A Torstar investigation found at least a dozen Ontario police officers are named on a leaked list of donations to the “Freedom Convoy” that shut down downtown Ottawa for more than three weeks. The police donations were small, ranging from $20 to $200, and all were made on or after Feb. 5 — by which time the prime minister and Ottawa’s police chief had declared the protests “illegal” or “unlawful.”
Ben Pogue, “a Texas CEO Who Loaned Trump a Jet” and an apparent Freedom Convoy donor, was among names included in the leak.
Gizmodo reached out to several of the people listed as top donors, asking them to confirm their donations, including a person with the name Thomas Siebel, who donated $90,000, according to the leaked data. (Thomas Siebel is the name of an American software billionaire.)
One donor listed on the data set confirmed that he donated to the campaign. Brad Howland, who was listed as giving US$75,000 said in a written statement Monday that he supports the convoy. Howland is president of Easy-Kleen Pressure Systems in Sussex Corner, N.B. “We are thankful to be blessed enough to support their efforts to do what they have to do in a peaceful way until the government removes the mandates to restore all our freedom as pre-COVID,” he said.

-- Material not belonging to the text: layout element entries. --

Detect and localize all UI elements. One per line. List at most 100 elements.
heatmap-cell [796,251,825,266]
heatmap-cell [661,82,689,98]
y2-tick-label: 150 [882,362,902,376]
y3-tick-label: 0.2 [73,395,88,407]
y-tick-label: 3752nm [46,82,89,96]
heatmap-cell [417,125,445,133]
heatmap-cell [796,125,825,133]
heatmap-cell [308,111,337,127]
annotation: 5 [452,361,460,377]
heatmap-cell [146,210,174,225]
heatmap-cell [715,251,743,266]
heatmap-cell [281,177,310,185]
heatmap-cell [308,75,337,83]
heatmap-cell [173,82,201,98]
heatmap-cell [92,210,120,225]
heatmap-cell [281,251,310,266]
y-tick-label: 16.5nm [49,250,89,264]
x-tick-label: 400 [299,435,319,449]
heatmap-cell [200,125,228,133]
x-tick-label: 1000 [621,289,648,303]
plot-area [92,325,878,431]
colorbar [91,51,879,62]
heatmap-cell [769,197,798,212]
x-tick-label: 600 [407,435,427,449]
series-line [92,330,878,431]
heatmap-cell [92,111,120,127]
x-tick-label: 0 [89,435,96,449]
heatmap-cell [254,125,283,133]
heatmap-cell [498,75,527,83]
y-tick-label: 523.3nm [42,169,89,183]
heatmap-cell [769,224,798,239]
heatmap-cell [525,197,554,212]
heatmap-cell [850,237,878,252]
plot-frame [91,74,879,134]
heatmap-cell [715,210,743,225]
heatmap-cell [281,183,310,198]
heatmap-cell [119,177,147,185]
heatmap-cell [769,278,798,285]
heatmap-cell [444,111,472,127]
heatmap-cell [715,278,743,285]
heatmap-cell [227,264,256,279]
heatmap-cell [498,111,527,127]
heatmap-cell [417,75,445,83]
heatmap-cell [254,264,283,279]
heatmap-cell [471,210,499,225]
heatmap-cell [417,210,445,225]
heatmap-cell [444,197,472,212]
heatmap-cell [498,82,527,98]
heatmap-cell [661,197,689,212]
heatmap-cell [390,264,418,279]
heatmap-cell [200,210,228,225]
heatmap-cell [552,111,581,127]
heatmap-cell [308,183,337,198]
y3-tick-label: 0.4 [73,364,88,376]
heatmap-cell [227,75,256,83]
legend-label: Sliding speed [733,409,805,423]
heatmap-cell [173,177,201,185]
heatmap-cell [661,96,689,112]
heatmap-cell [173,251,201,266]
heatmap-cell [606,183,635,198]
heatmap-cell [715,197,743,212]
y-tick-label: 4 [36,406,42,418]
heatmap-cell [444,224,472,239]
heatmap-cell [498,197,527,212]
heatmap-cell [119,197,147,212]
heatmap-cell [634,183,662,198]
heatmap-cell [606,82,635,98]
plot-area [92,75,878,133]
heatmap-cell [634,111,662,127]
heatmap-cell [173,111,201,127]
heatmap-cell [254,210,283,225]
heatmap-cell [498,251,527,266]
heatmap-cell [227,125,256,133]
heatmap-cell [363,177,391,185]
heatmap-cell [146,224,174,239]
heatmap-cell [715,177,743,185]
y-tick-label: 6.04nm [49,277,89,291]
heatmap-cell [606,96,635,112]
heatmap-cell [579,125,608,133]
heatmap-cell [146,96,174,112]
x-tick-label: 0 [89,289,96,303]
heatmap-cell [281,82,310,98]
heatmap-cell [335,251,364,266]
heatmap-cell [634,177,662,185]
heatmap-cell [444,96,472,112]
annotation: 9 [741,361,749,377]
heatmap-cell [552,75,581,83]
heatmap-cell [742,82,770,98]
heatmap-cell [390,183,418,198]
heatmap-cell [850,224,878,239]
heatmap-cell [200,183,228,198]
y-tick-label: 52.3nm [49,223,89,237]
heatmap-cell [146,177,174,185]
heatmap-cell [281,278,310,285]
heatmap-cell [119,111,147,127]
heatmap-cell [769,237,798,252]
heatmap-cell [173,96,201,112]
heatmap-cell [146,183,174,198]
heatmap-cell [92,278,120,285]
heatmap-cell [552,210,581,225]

According to the data, individuals in countries including the UK, the Netherlands, Ireland and Denmark also donated.
Reporters at The Independent in Newfoundland and Labrador reached out to a former politician named in the leak Monday afternoon. The politician, Ches Crosbie, a former Progressive Conservative Party leader, confirmed the donation was real, saying it was “high time” the country put an end to all mandatory covid-19 protections.